映画感想「黄金のアデーレ 名画の帰還」「山猫リュシュカ」「男にな

kurawan2015-12-01

「黄金のアデーレ 名画の帰還」
これはいい映画でした。史実を基にした作品ですが、過去と裁判抗争している現在を巧みに繰り返しながらの映像のテンポ、さらに、サスペンスフルな展開を所々に織り込んだストーリー構成のおもしろさ、しっかりした構図と、カメラワークも美しい。なかなかの秀作でした。監督は、サイモン・カーティスです。

映画は、第二次大戦前、クリムトがこの映画の主人公マリアの叔母アデーレを描いているいるシーンから始まる。金箔を剥がす手のアップからセリフが入り物語は、1995年のアメリカへ。

主人公マリアの甥のランドルは、新前の弁護士で、大手の法律事務所に就職したばかりで、やる気満々の場面へ。たまたま、マリアの叔母の絵がナチスによって奪われウィーンの美術館にあることを知り、マリアと一緒にオーストリアに渡り、返還を求めるが、当然拒否。そこで訴訟を起こすことに決めるも、オーストリアで起こすと莫大なカネがかかるので、諦めて帰国。マリアも納得するが、最初は金目当てだったランドルは、本来の正義を貫くべきだと思い、アメリカで訴訟できないか判例を探す。

事実とはいえ、この作品の良さは、マリアが執拗に取り戻すことに固執しない部分と、ランドルが、正義を主張すべく立ち向かうという構図を見事にストーリーに生かしていることです。

9ヶ月後、ランドルは、アメリカで訴訟を起こす方法を見つけ、再びマリアを担ぎ出す。そして、オーストリア政府を相手に返還請求をする。しかし、調停まで持ち込んだにもかかわらず、執拗にウィーンに戻ることを拒むマリアは、反故にしてしまう。かつて、ナチスに迫害され、必死の思いで脱出したウィーンへ戻ることに抵抗したのである。

ストーリー展開で優れているのは、さりげなく登場する脇役が際立つことである。アメリカでの女判事、さらに最高裁での人間臭い判事、過去シーンで、マリアたちを逃す住民や、ウィーンでマリアたちを助けるジャーナリスト、サスペンスフルな脱出シーンも良い。それに、ストラディバリウスのチェロなど小道具も細かく映画を彩る。

単身ウィーンに乗り込んだランドルは、調停委員の場に、駆けつけたマリアを見つける。そして、調停委員はアデーレの姪のマリアにクリムトの作品すべて返還するという判決を下す。

ヘレン・ミレンのウィットの効いた存在感もストーリーを盛り上げるし、細かいところまで行き届いた美術も美しい。光の使い方も秀逸。

ラストはハッピーエンドになることは、史実ゆえわかっているものの、映画の面白さも兼ね備えた秀作でした。
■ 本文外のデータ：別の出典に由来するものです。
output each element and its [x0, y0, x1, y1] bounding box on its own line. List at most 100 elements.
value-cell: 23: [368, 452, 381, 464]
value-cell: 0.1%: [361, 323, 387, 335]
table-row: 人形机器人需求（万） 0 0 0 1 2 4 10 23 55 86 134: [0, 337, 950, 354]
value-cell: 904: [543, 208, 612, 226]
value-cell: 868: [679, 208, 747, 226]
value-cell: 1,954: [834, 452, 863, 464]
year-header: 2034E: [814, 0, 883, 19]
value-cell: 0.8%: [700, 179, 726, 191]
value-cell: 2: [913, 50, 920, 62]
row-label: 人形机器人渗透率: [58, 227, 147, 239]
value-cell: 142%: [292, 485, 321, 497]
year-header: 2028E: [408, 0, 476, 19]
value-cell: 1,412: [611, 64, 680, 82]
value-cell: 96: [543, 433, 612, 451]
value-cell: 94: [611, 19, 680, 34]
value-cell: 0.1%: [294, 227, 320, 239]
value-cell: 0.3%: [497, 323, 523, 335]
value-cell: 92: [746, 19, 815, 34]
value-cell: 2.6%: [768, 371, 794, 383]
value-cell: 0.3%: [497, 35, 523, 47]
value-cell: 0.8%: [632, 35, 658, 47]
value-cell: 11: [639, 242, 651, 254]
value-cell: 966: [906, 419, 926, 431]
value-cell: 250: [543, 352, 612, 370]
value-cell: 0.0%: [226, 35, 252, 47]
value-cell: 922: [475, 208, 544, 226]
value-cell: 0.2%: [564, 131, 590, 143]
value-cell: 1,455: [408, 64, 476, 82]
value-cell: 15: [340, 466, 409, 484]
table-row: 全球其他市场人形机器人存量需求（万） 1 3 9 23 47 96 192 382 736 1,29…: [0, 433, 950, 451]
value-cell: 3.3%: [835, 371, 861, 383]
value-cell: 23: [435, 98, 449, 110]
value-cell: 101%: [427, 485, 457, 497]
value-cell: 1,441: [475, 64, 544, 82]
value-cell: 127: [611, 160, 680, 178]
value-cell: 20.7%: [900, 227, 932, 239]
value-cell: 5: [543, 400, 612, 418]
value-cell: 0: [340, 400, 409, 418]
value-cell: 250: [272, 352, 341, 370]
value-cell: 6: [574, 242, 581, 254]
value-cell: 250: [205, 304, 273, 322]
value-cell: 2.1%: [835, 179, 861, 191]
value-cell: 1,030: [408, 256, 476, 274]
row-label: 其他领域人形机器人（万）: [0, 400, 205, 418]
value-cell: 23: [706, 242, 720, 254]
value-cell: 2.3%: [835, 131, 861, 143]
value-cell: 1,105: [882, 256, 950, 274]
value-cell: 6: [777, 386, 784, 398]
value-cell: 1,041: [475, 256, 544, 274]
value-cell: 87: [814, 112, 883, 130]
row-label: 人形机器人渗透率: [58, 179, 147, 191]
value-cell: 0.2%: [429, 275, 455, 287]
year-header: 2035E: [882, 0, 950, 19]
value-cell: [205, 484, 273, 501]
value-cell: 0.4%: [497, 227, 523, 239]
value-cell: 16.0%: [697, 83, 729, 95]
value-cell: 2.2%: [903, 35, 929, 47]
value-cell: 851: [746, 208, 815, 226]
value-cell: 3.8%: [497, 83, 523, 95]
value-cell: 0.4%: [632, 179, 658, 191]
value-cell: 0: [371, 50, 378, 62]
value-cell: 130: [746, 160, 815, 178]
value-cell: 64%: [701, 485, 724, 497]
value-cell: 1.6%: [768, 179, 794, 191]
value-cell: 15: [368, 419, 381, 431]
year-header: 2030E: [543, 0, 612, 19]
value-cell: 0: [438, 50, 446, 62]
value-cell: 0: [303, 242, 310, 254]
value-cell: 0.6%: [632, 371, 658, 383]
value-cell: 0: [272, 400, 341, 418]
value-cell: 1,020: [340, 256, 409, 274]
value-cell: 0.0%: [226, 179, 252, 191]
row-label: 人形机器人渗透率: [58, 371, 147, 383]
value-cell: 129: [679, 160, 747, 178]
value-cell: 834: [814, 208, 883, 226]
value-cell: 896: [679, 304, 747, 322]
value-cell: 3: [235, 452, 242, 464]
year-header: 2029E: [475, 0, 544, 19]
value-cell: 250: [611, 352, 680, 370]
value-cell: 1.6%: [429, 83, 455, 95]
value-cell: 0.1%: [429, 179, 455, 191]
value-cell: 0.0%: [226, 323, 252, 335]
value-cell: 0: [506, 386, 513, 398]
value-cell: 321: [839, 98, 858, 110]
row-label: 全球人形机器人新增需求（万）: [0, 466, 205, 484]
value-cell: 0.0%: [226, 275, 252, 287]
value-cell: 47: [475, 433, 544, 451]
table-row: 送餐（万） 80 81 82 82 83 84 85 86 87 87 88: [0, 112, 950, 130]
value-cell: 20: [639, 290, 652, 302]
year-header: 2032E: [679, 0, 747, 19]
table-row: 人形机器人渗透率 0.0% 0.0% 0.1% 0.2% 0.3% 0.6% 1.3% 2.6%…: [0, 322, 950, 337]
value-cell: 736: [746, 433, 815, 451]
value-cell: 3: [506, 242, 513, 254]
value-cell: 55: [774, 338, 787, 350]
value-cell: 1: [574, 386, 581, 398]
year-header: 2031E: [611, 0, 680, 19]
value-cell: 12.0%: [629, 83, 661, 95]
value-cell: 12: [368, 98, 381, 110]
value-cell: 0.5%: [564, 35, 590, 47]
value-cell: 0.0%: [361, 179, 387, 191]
面白かったです。


「山猫リュシュカ」
昨日に続いて、エルンスト・ルビッチ特集の一本。例によってテンポよく展開するドタバタ劇の様相のラブストーリー。画面を円や縦枠、横枠、ギザギザなど様々な形で区切った画面で、変化を作り出し、リズムよく展開する物語に、逆回しなどのトリック撮影を多用した楽しい映像を作り出す。

とにかく、展開がリズミカルで、物語も、テンポが良いので、最後まで絶対に飽きがこないのがこの監督の最大の特徴だろうか。

物語は単純で、山賊の娘がリュシュカが、青年将校に恋をするが、さいごは、彼を恋焦がれる一人の女性に譲り、自分は予めの許嫁の基に戻るというほのぼのした純愛映画である。

何度もいうが、本当にポンポンと展開していく面白さを堪能できるえいがでした。


「男になったら」
この映画、ちょっとキュートでおしゃれなラブストーリーでした。

主人公は大富豪のおてんば娘。ある日、男装してダンスパーティーに出かけるのですが、そこで一人の男性と意気投合し、ラストは、ほんのり恋が成就。洒落た感満載の物語に、エルンスト・ルビッチ監督らしい、テンポの良いコミカルシーンが散りばめられ、リズミカルにストーリーが流れて、粋なラストシーンでエンディング。

45分ほどの中編ですが、ちょっとした映画でした。